Las sesiones de Cortes fueron suspendidas al día siguiente, paso previo a su disolución en agosto, y se convocó la próxima reunión para el 4 de noviembre. La lucha política se centró entonces en el inmediato proceso electoral. Madoz y Prim se prepararon para la campaña tanteando los medios de los que podrían disponer en Cataluña. El conde de Reus se trasladó a Barcelona para dirigir la batalla en las urnas, aunque pronto los industriales, que siempre le apoyaron, hubieron de frenar un tanto su entusiasmo.

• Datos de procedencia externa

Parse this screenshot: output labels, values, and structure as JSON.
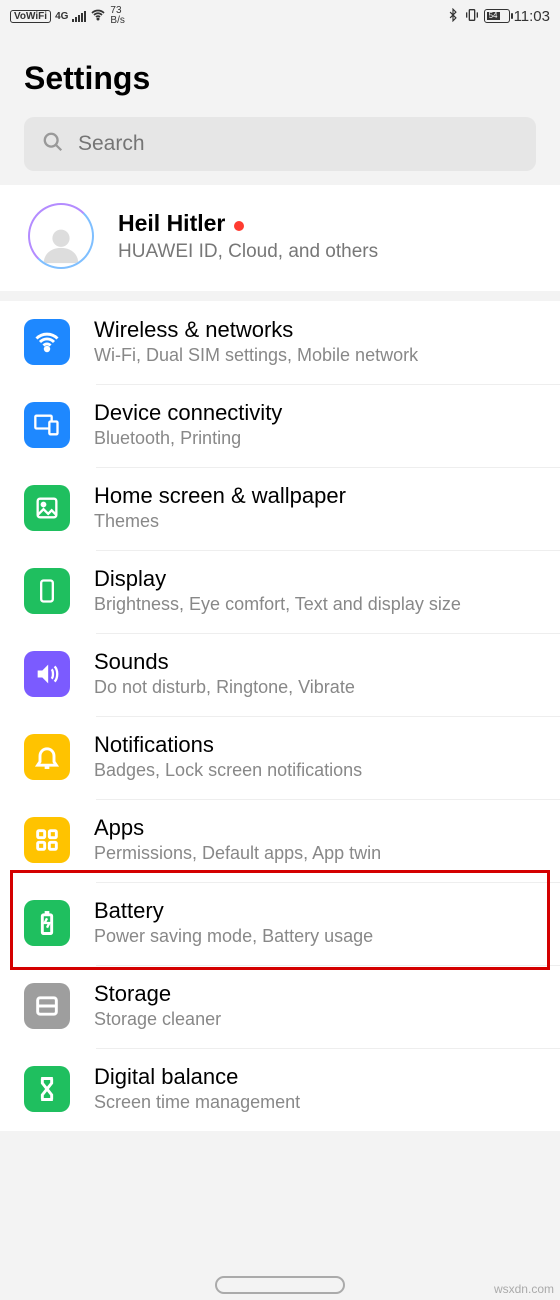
{
  "status": {
    "vowifi": "VoWiFi",
    "net": "4G",
    "speed_top": "73",
    "speed_unit": "B/s",
    "battery": "54",
    "time": "11:03"
  },
  "header": {
    "title": "Settings"
  },
  "search": {
    "placeholder": "Search"
  },
  "profile": {
    "name": "Heil Hitler",
    "sub": "HUAWEI ID, Cloud, and others"
  },
  "rows": [
    {
      "icon": "wifi-icon",
      "color": "bg-blue",
      "title": "Wireless & networks",
      "sub": "Wi-Fi, Dual SIM settings, Mobile network"
    },
    {
      "icon": "devices-icon",
      "color": "bg-blue",
      "title": "Device connectivity",
      "sub": "Bluetooth, Printing"
    },
    {
      "icon": "wallpaper-icon",
      "color": "bg-green",
      "title": "Home screen & wallpaper",
      "sub": "Themes"
    },
    {
      "icon": "display-icon",
      "color": "bg-green",
      "title": "Display",
      "sub": "Brightness, Eye comfort, Text and display size"
    },
    {
      "icon": "sound-icon",
      "color": "bg-purple",
      "title": "Sounds",
      "sub": "Do not disturb, Ringtone, Vibrate"
    },
    {
      "icon": "bell-icon",
      "color": "bg-yellow",
      "title": "Notifications",
      "sub": "Badges, Lock screen notifications"
    },
    {
      "icon": "apps-icon",
      "color": "bg-yellow",
      "title": "Apps",
      "sub": "Permissions, Default apps, App twin"
    },
    {
      "icon": "battery-icon",
      "color": "bg-green",
      "title": "Battery",
      "sub": "Power saving mode, Battery usage"
    },
    {
      "icon": "storage-icon",
      "color": "bg-grey",
      "title": "Storage",
      "sub": "Storage cleaner"
    },
    {
      "icon": "hourglass-icon",
      "color": "bg-green",
      "title": "Digital balance",
      "sub": "Screen time management"
    }
  ],
  "highlight_index": 6,
  "watermark": "wsxdn.com"
}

En un país gobernado más por intrigas que por ideas, el miedo ocupaba un lugar destacado y la burguesía catalana recelaba de un triunfo del partido progresista.

Prim se declaró entonces más amante del orden que los mismos industriales y, por supuesto, monárquico y dinástico; adujo, como en tantas ocasiones anteriores, las múltiples veces que se había jugado la vida por Isabel II. Estas manifestaciones tranquilizaron un tanto a los empresarios catalanes, que se comprometieron, al menos, a ser neutrales en aquellas elecciones. Pero la crisis y remodelación del Gobierno, a primeros de agosto de 1863, dio paso a una circular electoral que desmentía las esperanzas, depositadas por diversos partidos, en que la prevista llamada a las urnas estaría realmente abierta a todos.

El retraimiento

 

A

la vista de las cortapisas electorales impuestas por el Gabinete Miraflores y el entorno que le sostenía, los progresistas se apartaron de las instituciones. Los periódicos, inspirados por Calvo Ortega y Sagasta (La Iberia)y por Olózaga (Las Novedades)lanzaron la consigna del retraimiento. El 8 de septiembre de 1863, el partido progresista hizo público un manifiesto en el cual denunciaba el sistema electoral y anunciaba su completo apartamiento de la vida pública, retirándose, añadían, «en la actitud más pacífica, a conservar tranquilamente la fe en sus principios y la esperanza de verlos un día adoptados por todos los que, sinceramente, desearan el planteamiento y la consolidación en España de un régimen verdaderamente constitucional». Algunos progresistas disentían de esta táctica, por ejemplo Cortina, pero la mayoría aceptó la medida.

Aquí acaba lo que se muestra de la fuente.